Translating the 'Zibaldone' of Giacomo Leopardi
June 27, 2013 7:44 AM   Subscribe

“Fifteen years of diary entries. From 1817 to 1832. Some just a couple of lines. Some maybe a thousand words. At a rhythm ranging from two or three a day to one a month, or even less frequent. Suddenly, translating Giacomo Leopardi’s Zibaldone it occurs to me that if it were written today, it would most likely be a blog.”—Tim Parks writes of the challenges of translating from this “collection of personal impressions, aphorisms, profound philosophical observations, philological analyses, literary criticism and notes” written by “the finest Italian poet after Dante.” Meanwhile, a team based at the University of Birmingham have prepared the first-ever complete translation of the Zibaldone into English, which is due for publication next month.

The Birmingham Zibaldone project was in large part funded by an eminent Italian, who, one hopes, will soon have the time to read it. Previously on MetaFilter, Leopardi’s “Infinity.”
posted by misteraitch (7 comments total) 16 users marked this as a favorite
 
Great post. I love Leopardi, and have recently been digesting Jonathan Galassi's new translation of the Canti that Parks mentions. I look to the translations of the Zibaldone with some anticipation (and dread: the FSG translation is some 2592 pages in length).
posted by hydatius at 8:45 AM on June 27, 2013


The Birmingham Zibaldone project was in large part funded by an eminent Italian, who, one hopes, will soon have the time to read it.

Sly dig of the week!
posted by Iridic at 8:50 AM on June 27, 2013 [3 favorites]
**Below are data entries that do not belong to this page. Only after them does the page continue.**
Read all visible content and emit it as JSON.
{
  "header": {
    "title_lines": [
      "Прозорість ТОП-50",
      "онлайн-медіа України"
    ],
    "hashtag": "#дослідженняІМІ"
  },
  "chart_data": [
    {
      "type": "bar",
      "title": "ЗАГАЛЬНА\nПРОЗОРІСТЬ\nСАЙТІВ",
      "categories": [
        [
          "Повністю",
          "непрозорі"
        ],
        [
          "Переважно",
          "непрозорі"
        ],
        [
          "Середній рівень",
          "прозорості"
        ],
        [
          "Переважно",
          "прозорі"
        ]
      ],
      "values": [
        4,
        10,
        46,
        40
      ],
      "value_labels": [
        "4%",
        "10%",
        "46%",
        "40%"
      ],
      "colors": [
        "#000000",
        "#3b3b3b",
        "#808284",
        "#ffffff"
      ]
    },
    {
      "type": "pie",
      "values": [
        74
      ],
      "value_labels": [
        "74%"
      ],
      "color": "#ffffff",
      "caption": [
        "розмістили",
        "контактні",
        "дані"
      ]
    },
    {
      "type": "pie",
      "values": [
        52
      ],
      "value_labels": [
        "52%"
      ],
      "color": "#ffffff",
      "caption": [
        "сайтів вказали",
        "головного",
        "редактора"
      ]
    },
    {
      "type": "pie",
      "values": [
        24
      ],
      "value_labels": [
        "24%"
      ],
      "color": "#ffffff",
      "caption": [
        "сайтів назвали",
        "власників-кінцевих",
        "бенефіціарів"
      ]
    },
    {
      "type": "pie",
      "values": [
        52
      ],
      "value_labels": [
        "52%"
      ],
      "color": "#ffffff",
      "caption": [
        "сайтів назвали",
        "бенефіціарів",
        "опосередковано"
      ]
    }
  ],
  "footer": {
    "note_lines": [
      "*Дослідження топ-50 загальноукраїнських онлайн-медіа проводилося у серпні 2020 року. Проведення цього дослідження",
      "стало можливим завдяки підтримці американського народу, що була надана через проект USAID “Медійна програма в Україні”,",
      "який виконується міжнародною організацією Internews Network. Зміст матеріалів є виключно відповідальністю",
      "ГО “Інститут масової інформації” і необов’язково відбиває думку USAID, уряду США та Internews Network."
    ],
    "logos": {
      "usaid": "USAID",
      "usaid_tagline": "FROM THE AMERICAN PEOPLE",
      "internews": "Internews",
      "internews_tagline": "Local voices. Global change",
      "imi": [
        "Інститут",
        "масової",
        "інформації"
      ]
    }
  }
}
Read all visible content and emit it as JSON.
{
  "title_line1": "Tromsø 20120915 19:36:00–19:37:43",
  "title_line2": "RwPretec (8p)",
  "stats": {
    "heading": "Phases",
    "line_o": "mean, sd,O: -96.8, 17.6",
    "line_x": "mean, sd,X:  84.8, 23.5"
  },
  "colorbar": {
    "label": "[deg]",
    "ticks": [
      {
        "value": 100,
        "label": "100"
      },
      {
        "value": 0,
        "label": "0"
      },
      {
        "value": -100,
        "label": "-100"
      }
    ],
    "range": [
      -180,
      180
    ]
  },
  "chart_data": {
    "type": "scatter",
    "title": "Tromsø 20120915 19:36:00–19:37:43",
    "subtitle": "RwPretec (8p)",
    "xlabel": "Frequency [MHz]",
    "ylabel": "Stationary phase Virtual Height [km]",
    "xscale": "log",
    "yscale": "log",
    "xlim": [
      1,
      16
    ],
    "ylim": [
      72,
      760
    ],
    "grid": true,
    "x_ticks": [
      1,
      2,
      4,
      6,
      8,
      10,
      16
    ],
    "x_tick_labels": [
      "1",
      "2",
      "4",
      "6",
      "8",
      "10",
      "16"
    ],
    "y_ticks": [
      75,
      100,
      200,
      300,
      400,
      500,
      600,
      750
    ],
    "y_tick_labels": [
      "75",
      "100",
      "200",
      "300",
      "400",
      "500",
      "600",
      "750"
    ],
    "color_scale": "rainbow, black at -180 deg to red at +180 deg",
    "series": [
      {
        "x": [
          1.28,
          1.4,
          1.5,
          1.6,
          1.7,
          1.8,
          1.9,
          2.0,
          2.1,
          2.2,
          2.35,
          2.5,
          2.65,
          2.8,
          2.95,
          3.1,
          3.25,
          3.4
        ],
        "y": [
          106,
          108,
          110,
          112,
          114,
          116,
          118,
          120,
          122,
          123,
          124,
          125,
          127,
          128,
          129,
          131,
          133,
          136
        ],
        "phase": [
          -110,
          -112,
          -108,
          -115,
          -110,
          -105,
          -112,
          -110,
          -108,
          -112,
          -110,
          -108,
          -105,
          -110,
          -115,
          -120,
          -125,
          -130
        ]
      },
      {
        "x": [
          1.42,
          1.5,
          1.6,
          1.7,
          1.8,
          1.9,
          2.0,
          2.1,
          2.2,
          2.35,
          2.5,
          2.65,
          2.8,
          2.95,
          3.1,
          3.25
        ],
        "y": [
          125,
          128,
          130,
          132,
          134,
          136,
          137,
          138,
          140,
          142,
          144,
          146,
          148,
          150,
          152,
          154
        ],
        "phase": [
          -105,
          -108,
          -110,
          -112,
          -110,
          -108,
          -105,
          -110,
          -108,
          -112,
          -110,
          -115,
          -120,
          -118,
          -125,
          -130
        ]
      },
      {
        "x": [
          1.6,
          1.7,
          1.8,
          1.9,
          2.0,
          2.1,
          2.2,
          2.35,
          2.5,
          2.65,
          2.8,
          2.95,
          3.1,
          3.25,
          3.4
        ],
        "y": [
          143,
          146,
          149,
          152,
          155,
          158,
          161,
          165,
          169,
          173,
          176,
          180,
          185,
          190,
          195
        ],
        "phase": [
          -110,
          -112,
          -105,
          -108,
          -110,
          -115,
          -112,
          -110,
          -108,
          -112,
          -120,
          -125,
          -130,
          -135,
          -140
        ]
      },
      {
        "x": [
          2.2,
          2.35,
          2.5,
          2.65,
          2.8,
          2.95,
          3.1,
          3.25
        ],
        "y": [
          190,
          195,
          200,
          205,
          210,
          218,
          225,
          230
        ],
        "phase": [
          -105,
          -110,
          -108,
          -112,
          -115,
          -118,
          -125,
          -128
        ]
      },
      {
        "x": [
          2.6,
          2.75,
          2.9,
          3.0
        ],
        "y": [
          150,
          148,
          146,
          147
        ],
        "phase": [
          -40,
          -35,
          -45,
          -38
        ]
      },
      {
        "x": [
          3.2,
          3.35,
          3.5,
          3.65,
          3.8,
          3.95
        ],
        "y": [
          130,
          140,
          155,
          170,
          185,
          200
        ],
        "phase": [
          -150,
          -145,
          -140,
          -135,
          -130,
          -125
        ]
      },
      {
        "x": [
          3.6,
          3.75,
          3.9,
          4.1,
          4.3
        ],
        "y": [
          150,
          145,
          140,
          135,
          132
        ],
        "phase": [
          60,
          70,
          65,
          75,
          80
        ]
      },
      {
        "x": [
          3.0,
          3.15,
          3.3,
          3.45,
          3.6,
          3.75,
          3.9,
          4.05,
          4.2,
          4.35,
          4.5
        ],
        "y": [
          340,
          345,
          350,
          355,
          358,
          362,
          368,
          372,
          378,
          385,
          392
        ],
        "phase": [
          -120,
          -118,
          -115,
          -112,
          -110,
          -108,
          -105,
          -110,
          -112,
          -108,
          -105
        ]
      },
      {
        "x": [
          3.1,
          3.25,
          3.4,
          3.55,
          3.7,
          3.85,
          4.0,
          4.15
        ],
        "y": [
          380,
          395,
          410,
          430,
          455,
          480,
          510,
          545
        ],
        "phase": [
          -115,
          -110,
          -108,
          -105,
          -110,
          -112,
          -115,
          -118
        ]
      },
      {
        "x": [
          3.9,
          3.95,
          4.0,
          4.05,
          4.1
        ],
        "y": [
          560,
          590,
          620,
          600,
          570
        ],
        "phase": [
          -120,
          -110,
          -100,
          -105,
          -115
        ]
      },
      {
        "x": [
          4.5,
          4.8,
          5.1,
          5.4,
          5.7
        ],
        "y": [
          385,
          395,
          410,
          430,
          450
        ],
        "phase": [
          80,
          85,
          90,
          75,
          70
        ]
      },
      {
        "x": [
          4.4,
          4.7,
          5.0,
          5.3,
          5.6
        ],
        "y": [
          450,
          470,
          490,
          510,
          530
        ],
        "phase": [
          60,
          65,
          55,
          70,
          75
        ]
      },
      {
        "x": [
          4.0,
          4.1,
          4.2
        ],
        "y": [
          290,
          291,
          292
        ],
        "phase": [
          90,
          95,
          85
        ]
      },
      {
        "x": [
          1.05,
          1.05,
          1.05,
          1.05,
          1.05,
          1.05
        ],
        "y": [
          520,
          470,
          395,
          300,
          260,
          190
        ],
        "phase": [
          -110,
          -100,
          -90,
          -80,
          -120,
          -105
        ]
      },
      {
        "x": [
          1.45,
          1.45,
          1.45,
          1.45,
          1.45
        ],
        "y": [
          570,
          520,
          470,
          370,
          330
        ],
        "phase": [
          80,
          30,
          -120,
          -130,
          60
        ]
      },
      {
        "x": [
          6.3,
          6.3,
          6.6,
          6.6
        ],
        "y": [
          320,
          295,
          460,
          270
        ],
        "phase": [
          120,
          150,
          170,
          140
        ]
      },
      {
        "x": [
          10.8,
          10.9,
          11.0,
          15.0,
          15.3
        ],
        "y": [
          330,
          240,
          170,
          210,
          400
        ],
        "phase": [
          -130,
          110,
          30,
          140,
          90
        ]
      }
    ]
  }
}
Great post. Good news about this publication.
posted by OmieWise at 9:24 AM on June 27, 2013


Oh, this is interesting. I'm a fan of Tim Parks (need to pick up his most recent book) and may have missed this. I'm trying to pick back up some of the rudimentary Italian I knew and have mostly forgotten, so the delicate dance of negotiation he has to do between these two texts is fascinating me.
posted by PussKillian at 9:54 AM on June 27, 2013


I remember liking that NYRB piece when it was published; here's a nice bit on his reaction to the team translation:
...after reading a few paragraphs of the translation itself I’m reassured that my work will not merely be a duplication of theirs, because I hear the text quite differently.

Here the reader will want me to characterize this difference, perhaps with a couple of quotations. And the temptation would be for me to show something I could criticize and to draw the reader onto my side to support some supposedly more attractive approach. But I don’t want to do that. I’m frankly in awe of the hugeness of this team’s accomplishment and aware that they have done things the only way things could have been done to offer a complete translation of the whole text.
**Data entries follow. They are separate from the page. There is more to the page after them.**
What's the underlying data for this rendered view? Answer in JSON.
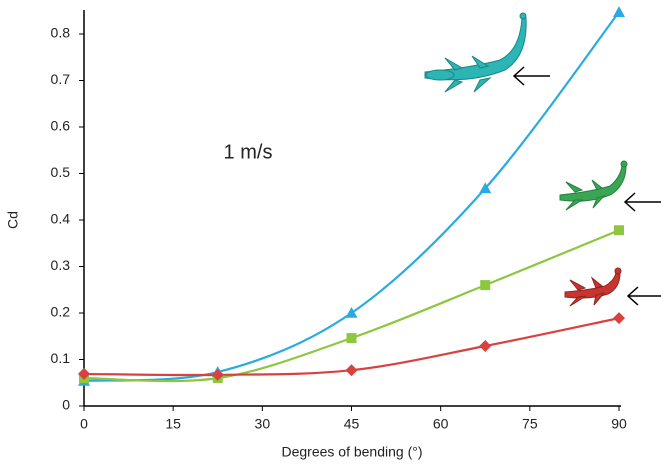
{
  "chart_data": {
    "type": "line",
    "x_label": "Degrees of bending (°)",
    "y_label": "Cd",
    "annotation": "1 m/s",
    "x": [
      0,
      22.5,
      45,
      67.5,
      90
    ],
    "series": [
      {
        "color": "#29abe2",
        "marker": "triangle",
        "values": [
          0.054,
          0.073,
          0.2,
          0.468,
          0.847
        ]
      },
      {
        "color": "#8dc63f",
        "marker": "square",
        "values": [
          0.06,
          0.06,
          0.146,
          0.26,
          0.378
        ]
      },
      {
        "color": "#d9413f",
        "marker": "diamond",
        "values": [
          0.069,
          0.067,
          0.077,
          0.129,
          0.189
        ]
      }
    ],
    "xlim": [
      0,
      90
    ],
    "xticks": [
      0,
      15,
      30,
      45,
      60,
      75,
      90
    ],
    "ylim": [
      0,
      0.8
    ],
    "yticks": [
      0,
      0.1,
      0.2,
      0.3,
      0.4,
      0.5,
      0.6,
      0.7,
      0.8
    ],
    "smooth": true
  }
}
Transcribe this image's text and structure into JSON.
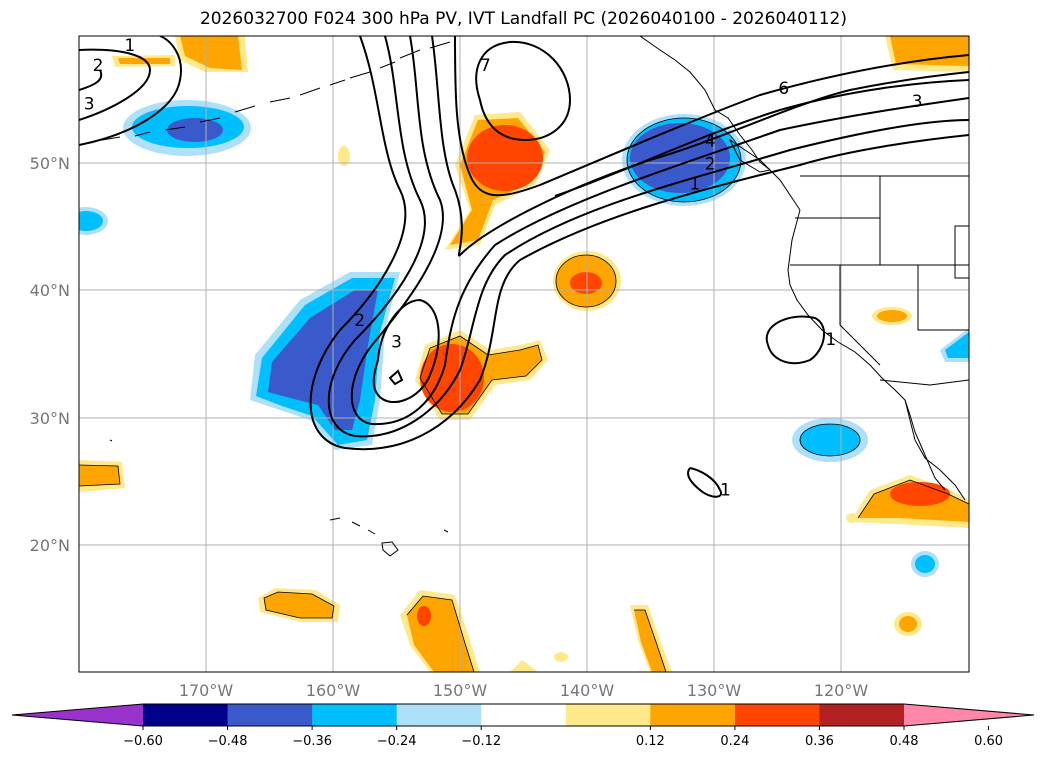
{
  "title": "2026032700 F024 300 hPa PV, IVT Landfall PC (2026040100 - 2026040112)",
  "axes": {
    "lat_labels": [
      "50°N",
      "40°N",
      "30°N",
      "20°N"
    ],
    "lon_labels": [
      "170°W",
      "160°W",
      "150°W",
      "140°W",
      "130°W",
      "120°W"
    ],
    "lat_values": [
      50,
      40,
      30,
      20
    ],
    "lon_values": [
      -170,
      -160,
      -150,
      -140,
      -130,
      -120
    ],
    "lon_range": [
      -180,
      -110
    ],
    "lat_range": [
      10,
      60
    ],
    "grid": true
  },
  "colorbar": {
    "colors": [
      "#9933cc",
      "#00008b",
      "#3a5acc",
      "#00bfff",
      "#aee0fa",
      "#ffffff",
      "#ffe98a",
      "#ffa500",
      "#ff4500",
      "#b22222",
      "#ff88aa"
    ],
    "tick_labels": [
      "−0.60",
      "−0.48",
      "−0.36",
      "−0.24",
      "−0.12",
      "0.12",
      "0.24",
      "0.36",
      "0.48",
      "0.60"
    ],
    "extend": "both"
  },
  "contour_labels": [
    {
      "text": "2",
      "lon": -178.5,
      "lat": 57.6
    },
    {
      "text": "3",
      "lon": -179.2,
      "lat": 54.6
    },
    {
      "text": "1",
      "lon": -176.0,
      "lat": 59.2
    },
    {
      "text": "7",
      "lon": -148.0,
      "lat": 57.6
    },
    {
      "text": "6",
      "lon": -124.5,
      "lat": 55.8
    },
    {
      "text": "3",
      "lon": -114.0,
      "lat": 54.8
    },
    {
      "text": "4",
      "lon": -130.3,
      "lat": 51.7
    },
    {
      "text": "2",
      "lon": -130.3,
      "lat": 49.9
    },
    {
      "text": "1",
      "lon": -131.5,
      "lat": 48.3
    },
    {
      "text": "2",
      "lon": -157.9,
      "lat": 37.6
    },
    {
      "text": "3",
      "lon": -155.0,
      "lat": 35.9
    },
    {
      "text": "1",
      "lon": -120.8,
      "lat": 36.1
    },
    {
      "text": "1",
      "lon": -129.1,
      "lat": 24.3
    }
  ]
}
What I’d rather like to stress is my intense awareness, as I read their translation, of the uniqueness of each reading response, which is the inevitable result, I suppose, of the individual background we bring to a book, all the reading and writing and listening and talking we’ve done in the past, our particular interests, beliefs, obsessions. I hear Leopardi in an English that has a completely different tone and feel than the one my colleagues have used. I just hear a different man speaking to me—a different voice—though what I hear is no more valid than what they hear.
posted by languagehat at 11:06 AM on June 27, 2013


Love this post. I've been my way through Galassi's "Canti", too, and now this. Hoo hoo hoo.
posted by sandettie light vessel automatic at 12:20 PM on June 27, 2013


I'm very happy about that Birmingham translation because I'm afraid I hear the text quite differently from Tim Parks, judging by his remarks. And by those trials at translating that bit. Anyway, hooray! (*goes and orders book*). Although I must say for those who can read French, I have a (very impulsive, biased, Southern European, tired of anglocentrism) hunch that the translation by the very interesting Bertrand Schefer is a better choice. I'm just very sorry he didn't translate the title as "Méli-Mélo". I jest. And now there's a potential summer project: reading the zibaldone in as many languages as possible.